Lucie acquiesça en silence.
— Quant à ces milliers d’allumettes, ajouta-t-il, nous allons vérifier si elles proviennent de chez le même fabricant. Mais elles n’ont, a priori, rien d’extraordinaire.
— On va faire le tour des magasins dans le périmètre, histoire de voir si personne n’a acheté des allumettes en quantité importante, intervint Kashmareck. Mais le problème c’est qu’on ignore en fait dans quel coin chercher. Lille, Valenciennes, Arras… Ou Marseille.
— Ça a toujours été l’un de nos soucis majeurs, fit Turin. Où chercher…
— S’il le faut, nous solliciterons les différents commissariats et la gendarmerie de la région.
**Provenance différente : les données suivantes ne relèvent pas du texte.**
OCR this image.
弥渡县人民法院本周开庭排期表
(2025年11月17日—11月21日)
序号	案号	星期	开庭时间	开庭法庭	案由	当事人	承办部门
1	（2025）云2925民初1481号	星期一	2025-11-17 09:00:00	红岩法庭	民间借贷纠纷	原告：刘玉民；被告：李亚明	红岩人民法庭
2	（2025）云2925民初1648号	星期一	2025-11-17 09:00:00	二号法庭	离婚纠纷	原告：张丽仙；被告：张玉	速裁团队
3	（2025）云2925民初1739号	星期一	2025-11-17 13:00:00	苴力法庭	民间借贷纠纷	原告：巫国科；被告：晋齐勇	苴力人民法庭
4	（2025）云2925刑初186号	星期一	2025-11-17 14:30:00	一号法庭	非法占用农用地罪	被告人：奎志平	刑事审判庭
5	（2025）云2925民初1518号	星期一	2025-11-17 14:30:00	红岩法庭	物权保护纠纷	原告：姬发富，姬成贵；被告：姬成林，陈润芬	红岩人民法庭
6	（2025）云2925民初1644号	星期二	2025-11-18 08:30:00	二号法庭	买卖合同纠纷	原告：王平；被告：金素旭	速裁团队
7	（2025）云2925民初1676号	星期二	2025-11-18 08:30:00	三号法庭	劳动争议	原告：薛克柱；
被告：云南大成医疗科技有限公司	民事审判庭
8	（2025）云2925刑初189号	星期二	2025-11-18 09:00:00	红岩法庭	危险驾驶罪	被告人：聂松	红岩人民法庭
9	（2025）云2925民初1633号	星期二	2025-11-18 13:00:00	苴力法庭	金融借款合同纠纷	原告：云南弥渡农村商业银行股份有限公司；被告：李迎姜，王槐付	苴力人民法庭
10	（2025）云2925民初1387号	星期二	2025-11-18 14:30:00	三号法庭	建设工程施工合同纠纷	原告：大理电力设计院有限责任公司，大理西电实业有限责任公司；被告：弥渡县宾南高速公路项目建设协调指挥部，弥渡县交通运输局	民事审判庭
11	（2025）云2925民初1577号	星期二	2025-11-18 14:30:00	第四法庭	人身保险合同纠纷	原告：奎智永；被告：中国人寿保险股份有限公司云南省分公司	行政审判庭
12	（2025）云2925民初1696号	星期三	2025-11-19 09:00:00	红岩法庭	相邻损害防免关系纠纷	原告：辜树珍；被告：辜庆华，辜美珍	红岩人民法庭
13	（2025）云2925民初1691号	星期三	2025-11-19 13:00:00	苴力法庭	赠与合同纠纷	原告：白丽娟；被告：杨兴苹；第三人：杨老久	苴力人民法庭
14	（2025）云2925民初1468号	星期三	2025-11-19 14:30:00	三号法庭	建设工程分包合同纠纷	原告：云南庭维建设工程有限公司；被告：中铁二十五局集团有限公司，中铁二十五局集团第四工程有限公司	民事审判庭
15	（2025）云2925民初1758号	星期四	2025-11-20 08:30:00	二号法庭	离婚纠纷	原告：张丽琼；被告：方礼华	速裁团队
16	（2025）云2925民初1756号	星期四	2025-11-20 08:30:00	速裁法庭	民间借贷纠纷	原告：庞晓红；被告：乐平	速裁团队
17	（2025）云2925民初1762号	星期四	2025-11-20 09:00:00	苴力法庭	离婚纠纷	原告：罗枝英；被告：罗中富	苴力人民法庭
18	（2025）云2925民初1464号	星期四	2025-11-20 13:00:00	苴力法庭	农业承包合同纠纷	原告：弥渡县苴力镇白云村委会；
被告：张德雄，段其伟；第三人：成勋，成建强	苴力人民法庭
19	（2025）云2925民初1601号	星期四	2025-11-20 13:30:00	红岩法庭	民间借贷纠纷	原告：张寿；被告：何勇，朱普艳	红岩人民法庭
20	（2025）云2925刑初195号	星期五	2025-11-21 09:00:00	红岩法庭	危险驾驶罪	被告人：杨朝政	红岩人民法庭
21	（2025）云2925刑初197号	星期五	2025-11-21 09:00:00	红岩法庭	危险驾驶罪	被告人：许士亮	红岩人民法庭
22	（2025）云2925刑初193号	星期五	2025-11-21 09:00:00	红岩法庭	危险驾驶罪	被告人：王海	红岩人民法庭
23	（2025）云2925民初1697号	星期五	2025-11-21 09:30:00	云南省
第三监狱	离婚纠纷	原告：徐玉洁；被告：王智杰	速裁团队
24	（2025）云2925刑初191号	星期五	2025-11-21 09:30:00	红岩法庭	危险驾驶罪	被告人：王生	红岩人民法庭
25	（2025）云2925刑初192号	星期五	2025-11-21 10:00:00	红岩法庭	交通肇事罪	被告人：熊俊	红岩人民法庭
— Je crois qu’on va pas y couper…
Ils se tournèrent de nouveau vers Salvini, qui poursuivit :
— Chez Dubreuil, le sol avait été lavé à la Javel. On a retrouvé la serpillière et le seau pas loin de l’entrée, le tout appartenant sans doute à la victime. Pour l’instant, le crimescope est resté muet. Quelques cheveux gris, un seul type d’empreintes, probablement celles de Dubreuil. Elle ne devait jamais recevoir de visites…
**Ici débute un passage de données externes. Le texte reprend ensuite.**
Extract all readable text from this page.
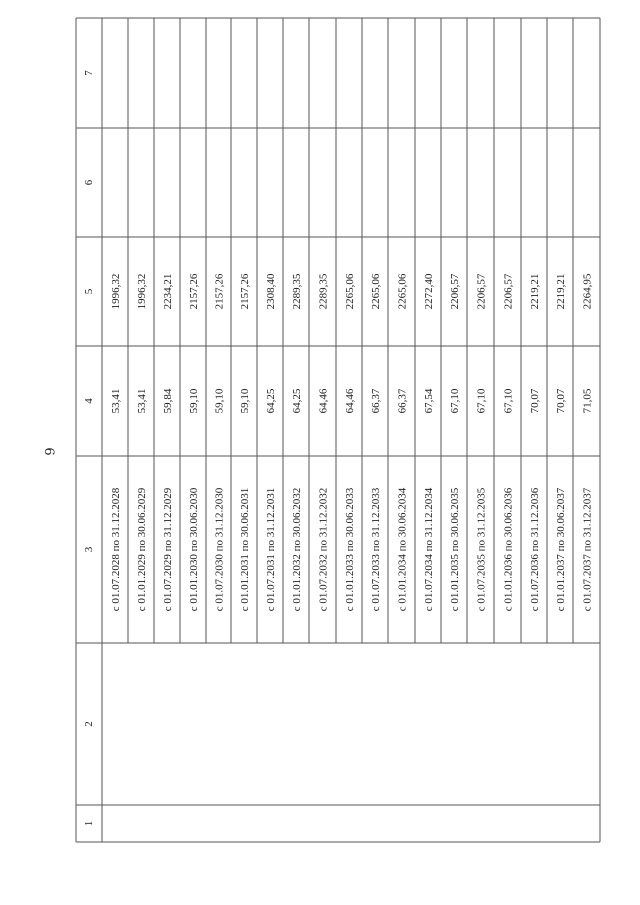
9
1
2
3
4
5
6
7
с 01.07.2028 по 31.12.2028
53,41
1996,32
с 01.01.2029 по 30.06.2029
53,41
1996,32
с 01.07.2029 по 31.12.2029
59,84
2234,21
с 01.01.2030 по 30.06.2030
59,10
2157,26
с 01.07.2030 по 31.12.2030
59,10
2157,26
с 01.01.2031 по 30.06.2031
59,10
2157,26
с 01.07.2031 по 31.12.2031
64,25
2308,40
с 01.01.2032 по 30.06.2032
64,25
2289,35
с 01.07.2032 по 31.12.2032
64,46
2289,35
с 01.01.2033 по 30.06.2033
64,46
2265,06
с 01.07.2033 по 31.12.2033
66,37
2265,06
с 01.01.2034 по 30.06.2034
66,37
2265,06
с 01.07.2034 по 31.12.2034
67,54
2272,40
с 01.01.2035 по 30.06.2035
67,10
2206,57
с 01.07.2035 по 31.12.2035
67,10
2206,57
с 01.01.2036 по 30.06.2036
67,10
2206,57
с 01.07.2036 по 31.12.2036
70,07
2219,21
с 01.01.2037 по 30.06.2037
70,07
2219,21
с 01.07.2037 по 31.12.2037
71,05
2264,95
— Et pourtant, elle a ouvert à notre assassin, fit remarquer Lucie.
Salvini approuva.
— Très juste, rien n’a été forcé, vous avez raison de le souligner. On analyse aussi la poussière récoltée sur place. On continue à ratisser, il risque d’y en avoir encore pour plusieurs heures, voire plusieurs jours.
Turin alluma une cigarette.
— OK… Je constate qu’on n’est pas plus avancés qu’il y a quatre ans…
— N’oubliez pas que nous ne sommes qu’à J+l.
— Ouais. Bon, je ne m’étalerai pas sur les autres meurtres, vous verrez tout ça dans les copies du dossier qu’on vous a filées. On y parle de Julie Fernando, directrice de projets d’Altos Semiconductor, trente-sept ans, massacrée en banlieue parisienne. Caroline Turdent, quarante-trois ans, vendeuse dans une boutique de prêt-à-porter, à Rodez. Jean-Paul Grunfeld, trente-quatre ans, professeur de physique, dont le corps a été retrouvé à Poitiers. Jacques Taillerand, cinquante et un ans, producteur de spectacles, liquidé au Mans. Et enfin… Karine Marquette, la sœur de Manon Moinet, trente-cinq ans, assassinée à Caen. Elle était à la tête, avec son frère, d’une entreprise familiale qui fabriquait des emballages. Ce dernier crime a été légèrement différent. Karine Marquette a été violée post mortem, avec préservatif.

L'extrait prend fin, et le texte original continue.